Often, for many of us, sex is a bypass of intimacy.
Orgasm is a bypass of intimacy.
We’ve been conditioned to think that sex and intimacy are the same thing.
That doesn’t mean they can’t be, of course they can. If we have a very different kind of sex, or rather, in a different way.
But for so many of us we put sex and intimacy in bed together and they’re not.
Which often leads to frustration, a lack of fulfillment, an awareness deep down that something is lacking, that we’re looking for something else, it doesn’t feel… complete.
It’s almost like being hungry and you don’t know what you want. You try a bit of this, a mouthful of that, it’s not what you want.
And when you find it, oh, the satisfaction. There’s a settling, a peace, a knowing.
Everything inside of you takes a breath, a sigh. There’s a quiet.
We connect arousal and intimacy, because we connect sex and intimacy.
And they’re not the same.
They can be, of course they can.
When arousal is in the heart.
For most of us it’s in the body, in our genitals.

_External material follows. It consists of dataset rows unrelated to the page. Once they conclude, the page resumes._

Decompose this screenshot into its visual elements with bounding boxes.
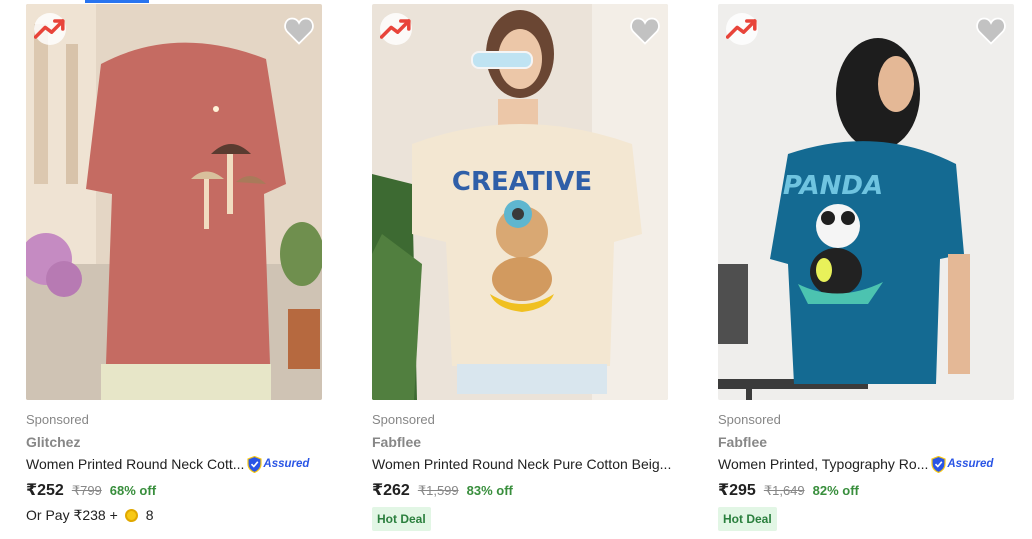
product-card[interactable]: CREATIVE Sponsored Fabflee Women Printed… bbox=[372, 0, 697, 539]
product-title[interactable]: Women Printed Round Neck Pure Cotton Bei… bbox=[372, 456, 671, 472]
trending-up-icon bbox=[380, 19, 411, 39]
wishlist-button[interactable] bbox=[284, 16, 314, 46]
supercoin-icon bbox=[124, 508, 138, 522]
discount-percent: 83% off bbox=[466, 483, 513, 498]
heart-icon bbox=[284, 17, 314, 45]
assured-label: Assured bbox=[947, 458, 994, 470]
product-title-row[interactable]: Women Printed Round Neck Cott... Assured bbox=[26, 454, 309, 474]
original-price: ₹799 bbox=[71, 483, 102, 498]
trending-button[interactable] bbox=[34, 13, 66, 45]
discount-percent: 82% off bbox=[812, 483, 859, 498]
product-title-row[interactable]: Women Printed, Typography Ro... Assured bbox=[718, 454, 993, 474]
selling-price: ₹295 bbox=[718, 482, 756, 499]
assured-label: Assured bbox=[263, 458, 310, 470]
shirt-print-text: CREATIVE bbox=[452, 167, 592, 197]
shirt-print-text: PANDA bbox=[783, 171, 883, 201]
original-price: ₹1,649 bbox=[763, 483, 805, 498]
trending-button[interactable] bbox=[726, 13, 758, 45]
product-title-row[interactable]: Women Printed Round Neck Pure Cotton Bei… bbox=[372, 454, 671, 474]
coin-count: 8 bbox=[145, 507, 154, 523]
or-pay-row: Or Pay ₹238 + 8 bbox=[26, 506, 154, 524]
sponsored-label: Sponsored bbox=[372, 412, 435, 427]
price-row: ₹252 ₹799 68% off bbox=[26, 480, 156, 500]
product-image[interactable]: CREATIVE bbox=[372, 4, 668, 400]
product-image-illustration bbox=[26, 4, 322, 400]
trending-up-icon bbox=[726, 19, 757, 39]
brand-name: Fabflee bbox=[372, 434, 422, 450]
hot-deal-badge: Hot Deal bbox=[718, 507, 777, 531]
product-title[interactable]: Women Printed Round Neck Cott... bbox=[26, 456, 244, 472]
sponsored-label: Sponsored bbox=[718, 412, 781, 427]
product-title[interactable]: Women Printed, Typography Ro... bbox=[718, 456, 928, 472]
assured-badge: Assured bbox=[931, 455, 994, 473]
product-card[interactable]: PANDA Sponsored Fabflee Women Printed, T… bbox=[718, 0, 1032, 539]
assured-shield-icon bbox=[931, 455, 946, 473]
product-image[interactable] bbox=[26, 4, 322, 400]
hot-deal-badge: Hot Deal bbox=[372, 507, 431, 531]
assured-shield-icon bbox=[247, 455, 263, 473]
heart-icon bbox=[630, 17, 660, 45]
product-card[interactable]: Sponsored Glitchez Women Printed Round N… bbox=[26, 0, 351, 539]
wishlist-button[interactable] bbox=[976, 16, 1006, 46]
selling-price: ₹252 bbox=[26, 482, 64, 499]
or-pay-text: Or Pay ₹238 + bbox=[26, 506, 118, 523]
sponsored-label: Sponsored bbox=[26, 412, 89, 427]
selling-price: ₹262 bbox=[372, 482, 410, 499]
price-row: ₹295 ₹1,649 82% off bbox=[718, 480, 859, 500]
assured-badge: Assured bbox=[247, 455, 310, 473]
trending-up-icon bbox=[34, 19, 65, 39]
original-price: ₹1,599 bbox=[417, 483, 459, 498]
wishlist-button[interactable] bbox=[630, 16, 660, 46]
trending-button[interactable] bbox=[380, 13, 412, 45]
brand-name: Fabflee bbox=[718, 434, 768, 450]
product-image-illustration: CREATIVE bbox=[372, 4, 668, 400]
discount-percent: 68% off bbox=[109, 483, 157, 498]
heart-icon bbox=[976, 17, 1006, 45]
brand-name: Glitchez bbox=[26, 434, 81, 450]
product-image[interactable]: PANDA bbox=[718, 4, 1014, 400]
price-row: ₹262 ₹1,599 83% off bbox=[372, 480, 513, 500]
product-image-illustration: PANDA bbox=[718, 4, 1014, 400]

Which is delicious, oh yes it is.
And when it stays there, and we take into sex in the way we mostly do, the goal of orgasm, penetration, genital friction, that’s what it is.
And that’s where it stays.
Intimacy is of the heart.
Intimacy is presence.
Intimacy is softening, vulnerable revealing.
Intimacy is opening, my heart to yours.
Intimacy is feeling.
There’s a slowing down to feel, to savor, the depth, the subtlety.
Intensity arises from this deep place.
It needs openness, softness to come to us, to our eyes, to our mouths, to our skin.
Intimacy is the conversation between our hearts, expressed in our gaze, our breath, our touch.
Intimacy doesn’t have a place to be, a goal, it’s this moment, that flows into the next naturally.
I show myself in intimacy, everything, every touch, gesture, word, shows me to you, you to me.
It intensifies desire, and at the same time softens it, so it can flow into my heart, your heart, between us, around us.
Intimacy is being rather than doing, we are intimate.
One of the most important things I teach is about patterns, conditioning, of the mind, of the body.
I also talk a lot about how we get very little education for pleasure, love, and intimacy.
We’ve put them together, in sex, and in this we bypass intimacy.
So many of us are on an endless search for more, in every part of life.
We’re even searching for happiness, fulfillment.
We’re searching for spirituality.
It’s all there, within us. It always has been.
It’s in dropping into our own hearts that we become aware of what’s there, intimacy.
Bring your desire into your heart.
Bring your arousal into your heart.
Open yourself to be met.
Open yourself so that that which is deep within you can drift to the surface, to awareness, to be seen, felt, loved.